Liberdade de expressão
Preocupada com eventuais episódios de violência nas manifestações, a Ordem dos Advogados do Brasil designou associados para atuar como observadores em todo o país. Haverá plantão nas seccionais de todos os estados para atender vítimas de agressões. Os profissionais também estarão nas ruas, fiscalizando qualquer irregularidade. O presidente da OAB, Cláudio Lamachia, quer processar agressores, especialmente se a vítima for profissional da imprensa, mas ele deixou claro que defende o direito de expressão: “Os brasileiros têm o direito de expressar sua opinião, seja ela qual for. O direito à manifestação é assegurado pela Constituição. A sociedade deve rechaçar a onda de corrupção.

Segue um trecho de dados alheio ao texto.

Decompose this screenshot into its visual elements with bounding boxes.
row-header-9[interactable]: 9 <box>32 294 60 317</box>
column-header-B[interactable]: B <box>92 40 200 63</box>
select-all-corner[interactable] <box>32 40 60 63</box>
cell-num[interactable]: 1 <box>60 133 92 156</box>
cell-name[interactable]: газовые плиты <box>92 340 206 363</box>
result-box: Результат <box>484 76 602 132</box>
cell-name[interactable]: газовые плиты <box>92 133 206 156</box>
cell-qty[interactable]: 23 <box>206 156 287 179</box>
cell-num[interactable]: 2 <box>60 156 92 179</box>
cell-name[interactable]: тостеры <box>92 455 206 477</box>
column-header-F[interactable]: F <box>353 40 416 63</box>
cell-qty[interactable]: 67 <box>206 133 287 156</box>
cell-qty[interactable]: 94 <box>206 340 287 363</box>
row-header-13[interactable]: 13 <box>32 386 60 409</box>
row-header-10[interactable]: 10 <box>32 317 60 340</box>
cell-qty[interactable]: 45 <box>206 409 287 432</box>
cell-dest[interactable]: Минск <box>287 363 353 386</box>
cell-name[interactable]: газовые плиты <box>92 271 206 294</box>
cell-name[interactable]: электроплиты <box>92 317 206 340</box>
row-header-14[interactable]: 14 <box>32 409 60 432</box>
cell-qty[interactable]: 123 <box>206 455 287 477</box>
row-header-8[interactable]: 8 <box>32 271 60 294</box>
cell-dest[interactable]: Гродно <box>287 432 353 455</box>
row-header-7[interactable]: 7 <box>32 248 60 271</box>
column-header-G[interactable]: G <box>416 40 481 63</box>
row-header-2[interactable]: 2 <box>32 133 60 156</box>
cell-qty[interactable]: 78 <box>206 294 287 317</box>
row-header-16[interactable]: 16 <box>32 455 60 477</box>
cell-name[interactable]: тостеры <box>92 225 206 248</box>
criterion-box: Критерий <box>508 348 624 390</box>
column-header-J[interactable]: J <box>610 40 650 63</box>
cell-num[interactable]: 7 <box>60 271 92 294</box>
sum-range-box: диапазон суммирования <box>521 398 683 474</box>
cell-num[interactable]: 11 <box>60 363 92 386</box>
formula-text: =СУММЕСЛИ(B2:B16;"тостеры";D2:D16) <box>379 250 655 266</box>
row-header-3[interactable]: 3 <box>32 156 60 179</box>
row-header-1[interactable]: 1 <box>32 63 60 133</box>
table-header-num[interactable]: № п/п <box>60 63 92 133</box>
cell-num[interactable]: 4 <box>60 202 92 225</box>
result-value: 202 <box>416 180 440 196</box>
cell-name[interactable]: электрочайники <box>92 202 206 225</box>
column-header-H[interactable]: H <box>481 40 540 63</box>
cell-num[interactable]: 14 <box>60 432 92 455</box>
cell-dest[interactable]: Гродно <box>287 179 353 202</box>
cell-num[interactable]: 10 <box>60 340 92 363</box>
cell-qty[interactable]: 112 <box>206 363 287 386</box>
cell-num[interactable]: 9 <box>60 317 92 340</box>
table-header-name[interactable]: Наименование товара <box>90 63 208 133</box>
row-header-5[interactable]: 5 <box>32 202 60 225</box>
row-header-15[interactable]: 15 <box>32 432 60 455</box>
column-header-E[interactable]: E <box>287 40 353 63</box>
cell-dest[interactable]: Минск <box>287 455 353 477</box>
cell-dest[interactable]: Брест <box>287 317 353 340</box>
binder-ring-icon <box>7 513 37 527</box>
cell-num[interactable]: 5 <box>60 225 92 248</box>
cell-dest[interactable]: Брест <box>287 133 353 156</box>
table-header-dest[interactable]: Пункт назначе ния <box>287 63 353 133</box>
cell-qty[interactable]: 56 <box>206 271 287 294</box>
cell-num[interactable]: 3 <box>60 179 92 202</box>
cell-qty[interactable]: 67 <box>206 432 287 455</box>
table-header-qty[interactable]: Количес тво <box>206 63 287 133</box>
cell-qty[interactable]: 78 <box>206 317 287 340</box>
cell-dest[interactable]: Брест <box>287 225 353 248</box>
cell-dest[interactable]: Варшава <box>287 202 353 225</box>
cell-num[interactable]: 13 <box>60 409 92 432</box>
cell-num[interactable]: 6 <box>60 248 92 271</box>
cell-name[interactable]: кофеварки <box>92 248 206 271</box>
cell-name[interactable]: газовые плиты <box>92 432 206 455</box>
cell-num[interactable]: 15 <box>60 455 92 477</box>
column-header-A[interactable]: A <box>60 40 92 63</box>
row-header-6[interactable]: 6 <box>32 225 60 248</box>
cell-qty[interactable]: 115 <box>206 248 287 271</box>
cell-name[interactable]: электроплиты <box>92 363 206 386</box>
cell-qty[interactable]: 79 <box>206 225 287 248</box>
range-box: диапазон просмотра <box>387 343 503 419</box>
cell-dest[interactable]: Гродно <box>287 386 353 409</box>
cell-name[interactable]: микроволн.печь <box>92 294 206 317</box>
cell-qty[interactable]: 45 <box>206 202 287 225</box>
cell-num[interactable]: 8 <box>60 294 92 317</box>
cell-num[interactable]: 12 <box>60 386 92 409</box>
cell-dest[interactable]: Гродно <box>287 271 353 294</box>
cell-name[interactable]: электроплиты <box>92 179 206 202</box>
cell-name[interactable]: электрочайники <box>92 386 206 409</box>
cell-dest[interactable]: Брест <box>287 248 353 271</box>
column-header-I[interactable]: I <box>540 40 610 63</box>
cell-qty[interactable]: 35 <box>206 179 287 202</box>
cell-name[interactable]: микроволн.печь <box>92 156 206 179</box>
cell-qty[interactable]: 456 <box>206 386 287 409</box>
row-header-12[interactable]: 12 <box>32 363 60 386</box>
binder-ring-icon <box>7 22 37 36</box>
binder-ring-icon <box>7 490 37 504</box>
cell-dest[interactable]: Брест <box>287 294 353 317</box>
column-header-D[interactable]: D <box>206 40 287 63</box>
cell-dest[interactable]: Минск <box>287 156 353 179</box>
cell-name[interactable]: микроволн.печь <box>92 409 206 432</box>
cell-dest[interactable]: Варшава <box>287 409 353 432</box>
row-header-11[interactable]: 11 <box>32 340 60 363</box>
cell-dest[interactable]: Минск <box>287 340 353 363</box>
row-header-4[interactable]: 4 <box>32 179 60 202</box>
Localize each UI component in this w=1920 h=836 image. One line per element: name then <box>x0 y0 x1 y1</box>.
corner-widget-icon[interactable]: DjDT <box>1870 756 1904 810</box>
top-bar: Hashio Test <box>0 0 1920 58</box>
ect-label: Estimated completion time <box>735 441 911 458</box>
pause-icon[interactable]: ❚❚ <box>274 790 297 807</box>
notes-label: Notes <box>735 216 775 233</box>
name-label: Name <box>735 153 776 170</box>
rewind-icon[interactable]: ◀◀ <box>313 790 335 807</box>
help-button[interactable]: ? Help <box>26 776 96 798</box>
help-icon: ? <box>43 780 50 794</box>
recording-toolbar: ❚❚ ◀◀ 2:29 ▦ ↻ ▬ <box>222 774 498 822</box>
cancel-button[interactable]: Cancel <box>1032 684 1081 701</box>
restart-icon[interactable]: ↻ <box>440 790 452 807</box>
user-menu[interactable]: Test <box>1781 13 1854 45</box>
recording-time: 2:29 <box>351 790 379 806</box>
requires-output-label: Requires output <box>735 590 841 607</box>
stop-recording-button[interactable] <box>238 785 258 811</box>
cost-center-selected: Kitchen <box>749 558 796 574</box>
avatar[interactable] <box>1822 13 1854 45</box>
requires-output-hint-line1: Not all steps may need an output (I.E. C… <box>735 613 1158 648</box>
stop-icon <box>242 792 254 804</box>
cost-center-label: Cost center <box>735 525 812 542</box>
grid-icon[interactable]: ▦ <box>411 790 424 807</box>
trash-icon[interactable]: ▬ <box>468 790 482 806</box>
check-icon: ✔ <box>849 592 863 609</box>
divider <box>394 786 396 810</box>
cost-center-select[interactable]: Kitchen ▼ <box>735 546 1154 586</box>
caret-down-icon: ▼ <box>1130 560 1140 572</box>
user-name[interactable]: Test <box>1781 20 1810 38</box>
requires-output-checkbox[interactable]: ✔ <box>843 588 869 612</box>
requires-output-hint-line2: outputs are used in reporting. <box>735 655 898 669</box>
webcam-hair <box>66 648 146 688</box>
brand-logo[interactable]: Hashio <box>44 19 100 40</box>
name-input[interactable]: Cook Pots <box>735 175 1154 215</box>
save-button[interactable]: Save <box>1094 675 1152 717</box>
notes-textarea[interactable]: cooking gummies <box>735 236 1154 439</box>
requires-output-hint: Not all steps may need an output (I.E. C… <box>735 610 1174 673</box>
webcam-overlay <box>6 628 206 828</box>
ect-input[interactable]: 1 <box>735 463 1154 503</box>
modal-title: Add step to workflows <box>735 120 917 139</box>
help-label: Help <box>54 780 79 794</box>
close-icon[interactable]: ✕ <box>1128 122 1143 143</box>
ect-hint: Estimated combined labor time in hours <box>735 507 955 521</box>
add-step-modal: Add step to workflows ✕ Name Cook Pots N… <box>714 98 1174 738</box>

E está clamando, neste momento, pela melhoria nos serviços básicos de saúde, educação, segurança e Justiça”. As informações são do jornal O Globo.


Dúvidas sobre o futuro
Às vésperas do Dia Mundial do Consumidor, comemorado nesta terça-feira (15/3), especialistas temem que a crise financeira e política pela qual passa o país tenha reflexo no trabalho dos Procons, afete os projetos de modernização do código em trâmite no Congresso e acabe em retrocesso de direitos. Entre os pontos mais sensíveis está o projeto na Câmara que aumenta a proteção aos superendividados (58 milhões de brasileiros com contas em atraso em fevereiro, segundo SPC Brasil), também corresponsabilizando os bancos pela concessão de crédito. Preocupam também o marco legal de proteção de dados, ainda na Casa Civil, e o projeto que pretende suprimir o símbolo de transgênico das embalagens, já no Congresso. Há apreensão também sobre como ficará a atuação das agências reguladoras. Para completar, na opinião de especialistas, o pedido de demissão de Juliana Pereira, titular da Secretaria Nacional do Consumidor (Senacon), encerra um ciclo na Defesa do Consumidor do Brasil e suscita dúvidas sobre os rumos que o setor vai tomar. Há quem diga que a Senacon, nos últimos tempos, já não tinha o mesmo apoio do governo de que desfrutava no passado, devido à recessão e à crise de governabilidade que se instalou no Planalto. Isso explicaria, por exemplo, o fato de a lista de produtos essenciais, projeto divulgado em 2013 como um dos prioritários no Plano Nacional de Defesa do Consumidor (Plandec), não ter saído do papel. Essa lista seria composta de produtos que, em caso de defeito durante a garantia, teriam assistência técnica ou troca imediata, ou obrigariam o vendedor a devolver todo o dinheiro pago pelo consumidor. As informações são do jornal O Globo.